We have a great need for judicial training. About half of the trial judges in the state were appointed in the last six years and it takes up to six years for a judge to be fully trained. Training sadly competes with the need to keep up with the burgeoning case loads. We continue to explore ways to provide education to new judges, to judges in need of specialized training to preside over certain types of cases, and to judges in need of education on new and different issues that come before the court. Judges face jurors who use Twitter and Facebook, litigants who come from various countries and speak hundreds of languages, and cases with complex legal issues involving construction, finance, medical malpractice, product liability and engineering. Our judges are expected to become experts within a short time of taking the bench on all types of cases including probate, mental health, juvenile, civil, criminal and domestic. Our efforts to provide this type of education at a low cost have included distance learning, regional meetings, scholarships to attend out-of-state offerings and pairing with other agencies to provide training. We continue to explore ways to provide the type of education necessary to keep our judges informed and able.
Before I close I want to talk a little about our new building. Thank you again General Assembly for your bipartisan support in championing this project. The Ralph L. Carr Colorado Judicial Center, which is being built without any general fund impact, will be finished in the spring of 2013. This center will house our appellate courts, the State Court Administrator’s Office, the Attorney General’s Office and other state legally related entities. There will be substantial savings in maintenance costs and shared services over the years. A fundamental part of the new courthouse will be the learning center which will occupy premier space on the first floor. This is something I am particularly excited about. The learning center will be unique—it will house interactive devices designed to teach from the K-7 level to the college level about the three branches of government, how they interact with each other, and focus on the special role courts play in our society to uphold the rule of law. The learning center will be keyed to the state’s required civics curriculum.
The Judicial Center will provide a stately and visible reminder at the seat of our state government of the critical importance of the Colorado judiciary. It will symbolically represent the judiciary as it seeks to uphold the rule of law in our state.

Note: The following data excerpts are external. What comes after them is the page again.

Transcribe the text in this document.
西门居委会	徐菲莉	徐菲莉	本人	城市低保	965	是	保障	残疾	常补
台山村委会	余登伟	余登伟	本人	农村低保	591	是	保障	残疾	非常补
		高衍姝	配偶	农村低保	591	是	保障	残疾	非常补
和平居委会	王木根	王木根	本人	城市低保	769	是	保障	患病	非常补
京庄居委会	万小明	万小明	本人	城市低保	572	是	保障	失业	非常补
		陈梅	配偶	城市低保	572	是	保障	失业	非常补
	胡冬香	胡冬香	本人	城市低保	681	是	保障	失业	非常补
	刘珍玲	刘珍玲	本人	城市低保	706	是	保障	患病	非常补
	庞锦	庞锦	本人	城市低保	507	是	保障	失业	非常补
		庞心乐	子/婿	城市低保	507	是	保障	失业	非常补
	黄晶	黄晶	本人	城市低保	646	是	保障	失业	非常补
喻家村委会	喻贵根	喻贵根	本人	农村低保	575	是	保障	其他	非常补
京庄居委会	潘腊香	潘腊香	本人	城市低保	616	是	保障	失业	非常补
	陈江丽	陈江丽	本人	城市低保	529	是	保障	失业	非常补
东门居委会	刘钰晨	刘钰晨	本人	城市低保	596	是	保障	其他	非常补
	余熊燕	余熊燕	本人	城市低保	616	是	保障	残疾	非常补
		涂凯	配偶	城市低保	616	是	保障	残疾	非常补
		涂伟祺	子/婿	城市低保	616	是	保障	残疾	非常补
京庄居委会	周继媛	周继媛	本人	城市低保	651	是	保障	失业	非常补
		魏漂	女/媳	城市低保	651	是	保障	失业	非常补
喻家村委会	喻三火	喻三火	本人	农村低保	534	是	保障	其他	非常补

Thank you for the opportunity to talk about the legal system which I love and of which I am so proud. I leave you with Harper Lee’s words, taken from her novel, To Kill a Mockingbird, and spoken by Atticus Finch, a wise father and a passionate lawyer:
"But there is one way in this country in which all men are created equal—there is one human institution that makes a pauper the equal of a Rockefeller, the stupid man the equal of an Einstein, and the ignorant man the equal of any college president. The institution, gentleman, is a court. It can be the Supreme Court of the United States or the humblest JP court in the land. Our courts have their faults, as does any human institution, but in this country our courts are the great levelers, and in our courts all men are created equal."
Thank you. I look forward to working with you during this session.